Eutirox in gravidanza, attenzione: solo se vi è una disfunzione tiroidea accertata

La gravidanza ha un impatto profondo sulla ghiandola tiroidea e sulla sua funzione. Durante la gravidanza la ghiandola tiroidea, infatti, aumenta il suo volume del 10%, di conseguenza aumenta anche la produzione degli ormoni che produce, ovvero la tiroxina (T4) e la triiodotironina (T3).

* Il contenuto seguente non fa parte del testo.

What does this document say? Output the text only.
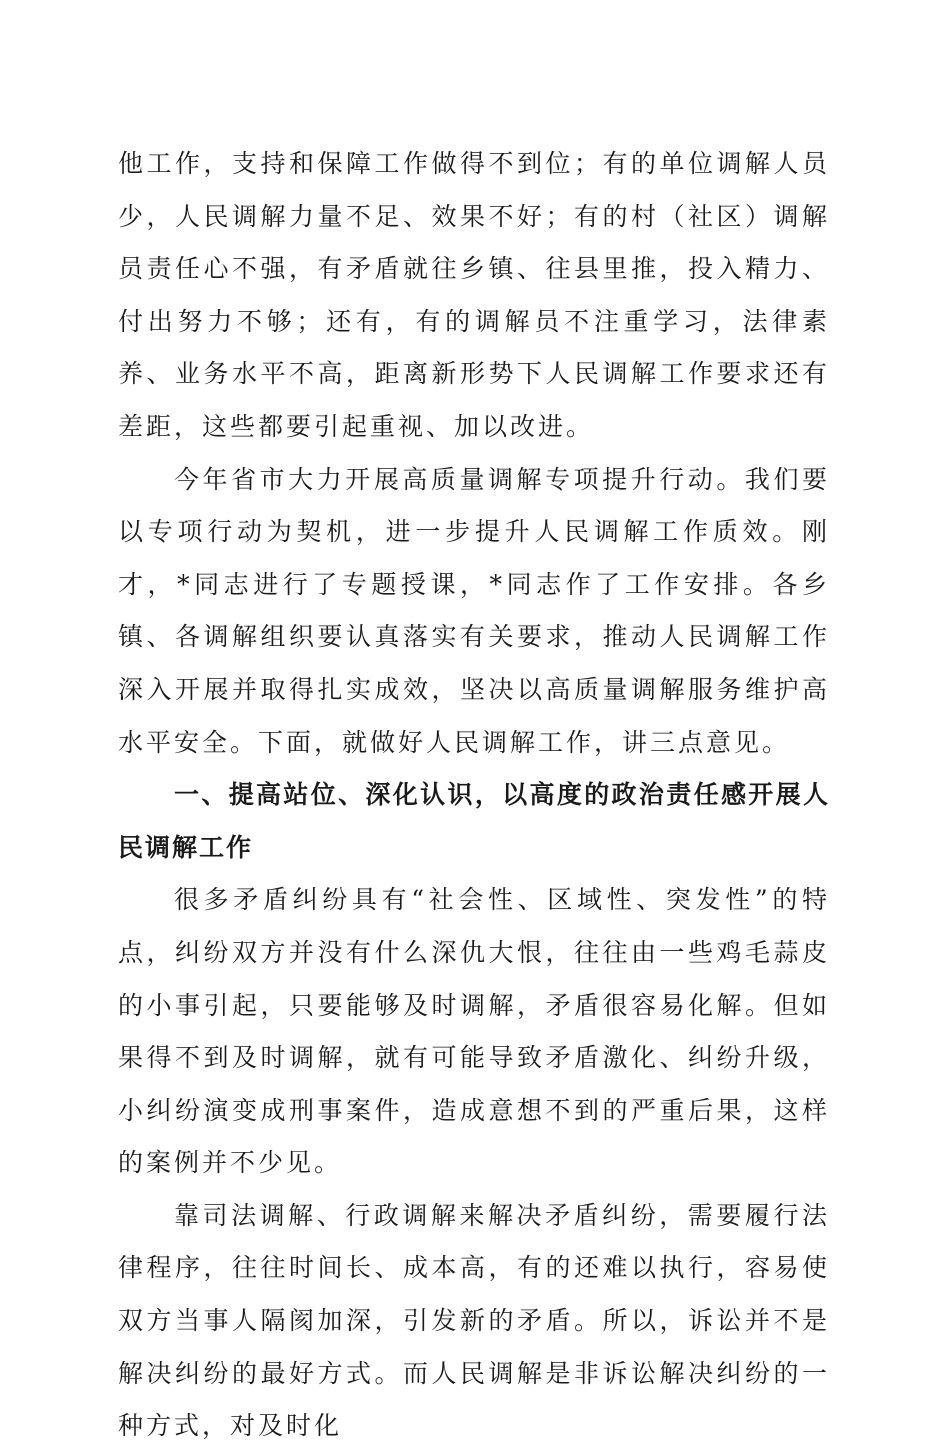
他工作，支持和保障工作做得不到位；有的单位调解人员少，人民调解力量不足、效果不好；有的村（社区）调解员责任心不强，有矛盾就往乡镇、往县里推，投入精力、付出努力不够；还有，有的调解员不注重学习，法律素养、业务水平不高，距离新形势下人民调解工作要求还有差距，这些都要引起重视、加以改进。

今年省市大力开展高质量调解专项提升行动。我们要以专项行动为契机，进一步提升人民调解工作质效。刚才，*同志进行了专题授课，*同志作了工作安排。各乡镇、各调解组织要认真落实有关要求，推动人民调解工作深入开展并取得扎实成效，坚决以高质量调解服务维护高水平安全。下面，就做好人民调解工作，讲三点意见。

一、提高站位、深化认识，以高度的政治责任感开展人民调解工作

很多矛盾纠纷具有“社会性、区域性、突发性”的特点，纠纷双方并没有什么深仇大恨，往往由一些鸡毛蒜皮的小事引起，只要能够及时调解，矛盾很容易化解。但如果得不到及时调解，就有可能导致矛盾激化、纠纷升级，小纠纷演变成刑事案件，造成意想不到的严重后果，这样的案例并不少见。

靠司法调解、行政调解来解决矛盾纠纷，需要履行法律程序，往往时间长、成本高，有的还难以执行，容易使双方当事人隔阂加深，引发新的矛盾。所以，诉讼并不是解决纠纷的最好方式。而人民调解是非诉讼解决纠纷的一种方式，对及时化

Durante la gravidanza è molto importante controllare periodicamente la tiroide in quanto le patologie ad essa correlate si ripercuotono poi sulla salute del nascituro. Ad esempio, una condizione di ipotiroidismo, ovvero una riduzione nella sintesi degli ormoni tiroidei ha conseguenze sul feto che sono tanto più drammatiche quanto più precocemente si sviluppa il difetto, poiché durante i primi mesi della gestazione la tiroide del nascituro non è funzionante e non è in grado, quindi, di produrre autonomamente gli ormoni tiroidei. 

Il farmaco che viene utilizzato per il trattamento dell’ipotiroidismo è l’eutirox il cui principio attivo è la levotiroxina (T4) che viene poi convertita, a livello intracellulare, in T3, la forma attiva. La levotiroxina viene, ormai, prescritta al minimo aumento del TSH, anche in gravidanza, senza considerare che in questa situazione fisiologica è normale un aumento dei livelli di TSH, soprattutto nel primo trimestre, per cui non dovrebbe essere prescritta se la patologia non è confermata da dati clinici evidenti.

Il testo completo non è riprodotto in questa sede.